Dissertation Title: "The Economics of Organ Allocation"
Unlike most goods and services, organs are distributed according to an administratively-determined point formula. This formula must balance competing goals, including the need to minimize organ wastage, the maximization of human life, and the equitable distribution of resources. This dissertation examines the current system for allocating livers in light of these goals. When an organ becomes available, wait-listed patients are ranked in order of medical urgency and the organ is offered to the surgeon of the first patient on the waiting list. Surprisingly, 45 percent of livers are rejected by the first surgeon to whom they are offered.

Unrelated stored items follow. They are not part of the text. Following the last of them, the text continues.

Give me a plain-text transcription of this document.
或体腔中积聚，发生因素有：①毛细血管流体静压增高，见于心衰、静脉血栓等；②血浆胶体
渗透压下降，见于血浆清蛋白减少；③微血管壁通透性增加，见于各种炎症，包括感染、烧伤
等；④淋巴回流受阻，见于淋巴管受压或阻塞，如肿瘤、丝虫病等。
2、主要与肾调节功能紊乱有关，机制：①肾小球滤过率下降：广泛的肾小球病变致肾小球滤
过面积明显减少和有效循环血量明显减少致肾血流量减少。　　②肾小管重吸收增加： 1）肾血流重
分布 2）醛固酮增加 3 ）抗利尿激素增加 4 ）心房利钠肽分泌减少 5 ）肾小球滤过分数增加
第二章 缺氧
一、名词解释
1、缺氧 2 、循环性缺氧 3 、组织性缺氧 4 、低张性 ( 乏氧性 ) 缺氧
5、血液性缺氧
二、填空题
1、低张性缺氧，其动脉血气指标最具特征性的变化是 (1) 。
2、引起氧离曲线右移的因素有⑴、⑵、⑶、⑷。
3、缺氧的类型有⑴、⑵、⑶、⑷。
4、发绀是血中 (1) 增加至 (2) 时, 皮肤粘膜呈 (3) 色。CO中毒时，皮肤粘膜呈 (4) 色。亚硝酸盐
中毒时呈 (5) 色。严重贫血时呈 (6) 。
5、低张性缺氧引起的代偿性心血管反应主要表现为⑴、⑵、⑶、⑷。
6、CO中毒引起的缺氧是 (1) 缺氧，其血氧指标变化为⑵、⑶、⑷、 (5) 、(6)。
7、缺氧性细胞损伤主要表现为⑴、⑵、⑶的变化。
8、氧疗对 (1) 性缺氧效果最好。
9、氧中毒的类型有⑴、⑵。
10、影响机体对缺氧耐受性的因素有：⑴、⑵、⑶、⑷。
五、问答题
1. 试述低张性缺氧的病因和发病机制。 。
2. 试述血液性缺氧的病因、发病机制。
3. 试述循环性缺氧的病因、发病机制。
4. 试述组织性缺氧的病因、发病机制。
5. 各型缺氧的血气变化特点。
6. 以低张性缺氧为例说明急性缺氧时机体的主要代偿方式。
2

The first chapter shows, using data from the national organ allocation registry, that surgeons’ behavior is consistent with an optimal stopping problem; surgeons reject poor quality organs for healthy patients in the hope that they will receive a better organ offer in the future. A structural model shows that surgeons’ willingness to use poor-quality organs is responsive to technological change and organ availability. One criticisms of the current allocation system is that many patients are placed on the waiting list in a healthy state but only receive a transplant once they reach the sickest urgency category, at which point their ability to survive the transplant operation is diminished. The rest of the dissertation examines this aspect of the allocation system. Chapter 2 presents estimates of the effect of waiting time on the probability of transplant success. Using blood type as an instrument, waiting time is found to have a clinically and statistically significant effect on outcomes. Chapter 3 presents a simulation model of patient outcomes under various allocation rules. The current sickest-first rule results in a large loss of health between listing and transplant, and this loss is directly related to the ratio of organ demand to supply. The fourth and final chapter presents three principles by which to evaluate organ allocation rules. Unlike the standard ethical criteria, these take account of the fact that patient urgency is endogenously determined; a rule that prioritizes patients by urgency will cause more patients to become urgent in the first place.